Saying nothing is not a sound policy for the protection of freedom and human rights, but it is a wonderful tool for tyranny. As our federal government prepares to grant police greater powers of surveillance, it has also exercised the right to remain silent with respect to its controversial law reform initiative in 2002 to authorize designated police officers to break the law in pursuit of the public good.
The government made a legislative commitment to conduct an official review of this law after the first three years of operation. Last week, the Canadian Bar Association announced that it plans to question Minister Cotler as to why the compulsory review has not yet taken place.
Under the 2002 amendment, police officers can receive official designation to commit crimes other than homicide, sexual assault and obstruct justice in the course of their official duties. This designation to steal, kidnap or commit arson is not even granted by a judge but, rather, by cabinet ministers and senior police officials.
We have always suspected the police will break the law here and there, believing that the end justifies the means. In fact, in the late 1970s the McDonald Commission was appointed to inquire into allegations of rampant RCMP wrongdoings in its quest to fight radical Quebec separatism. The commission warned that concerns for national security did not justify police illegality, and it unequivocally affirmed that police have only limited powers that are specifically granted by law.

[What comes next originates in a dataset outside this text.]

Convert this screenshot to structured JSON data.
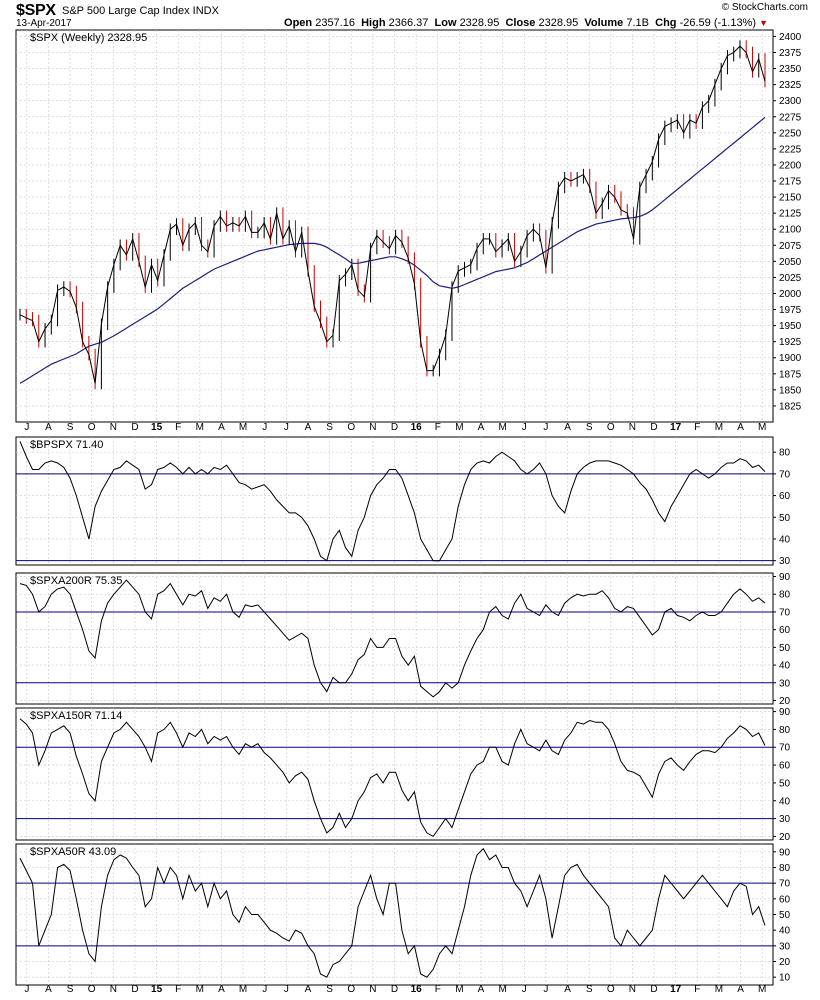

Nonetheless, Canadian police have continued to operate on the premise that they can break the law if absolutely necessary to discharge their investigative duties. More often than not, police illegalities continue to occur in the context of drug law enforcement. In 1991, the RCMP transported a ton of hash into a commercial warehouse in Mississauga. This was the start of a "reverse sting" operation in which the cops would pose as big-time traffickers looking for distributors with deep pockets. I wonder how many muggings and assaults were not being properly investigated while the police were moving this giant load of resinous contraband.
Eventually, the RCMP arranged to sell 50 kilos of hash for $270,000 to John Campbell and his associates, who, when they showed up with the money, were arrested. Campbell was sentenced to nine years in prison for conspiring to traffic hashish supplied by the cops. Police reliance on prankster ingenuity came to an end in 1999 when the Supreme Court of Canada ruled that reverse sting operations are not authorized by law. This ruling became the catalyst for the enactment of section 25.3 of the Criminal Code, the provision to authorize a wide assortment of official illegalities. When this proposal was first introduced in 2000, there was strong opposition, but the bill was eventually passed in the wake of 9/11.
The requirement of a compulsory three-year review placated opponents at the time. It is appalling for a government to forge ahead blindly with proposals to keep expanding state powers when it cannot even find the time to discharge its legal obligation to review the controversial section 25.3.
The scant information currently available on the operation of the legislation does not suggest that our police are exploiting this new authority like a military junta. The police powers have only been invoked a handful of times, and the offences committed have been rather tame: possession of stolen property, possession of forged passports and uttering counterfeit documents.
Nonetheless, the committee review is a critical political safeguard. Just as a gun yearns to be fired, power yearns to be exercised, and without constant public oversight we may end up blurring the line between cops and robbers beyond recognition or redemption.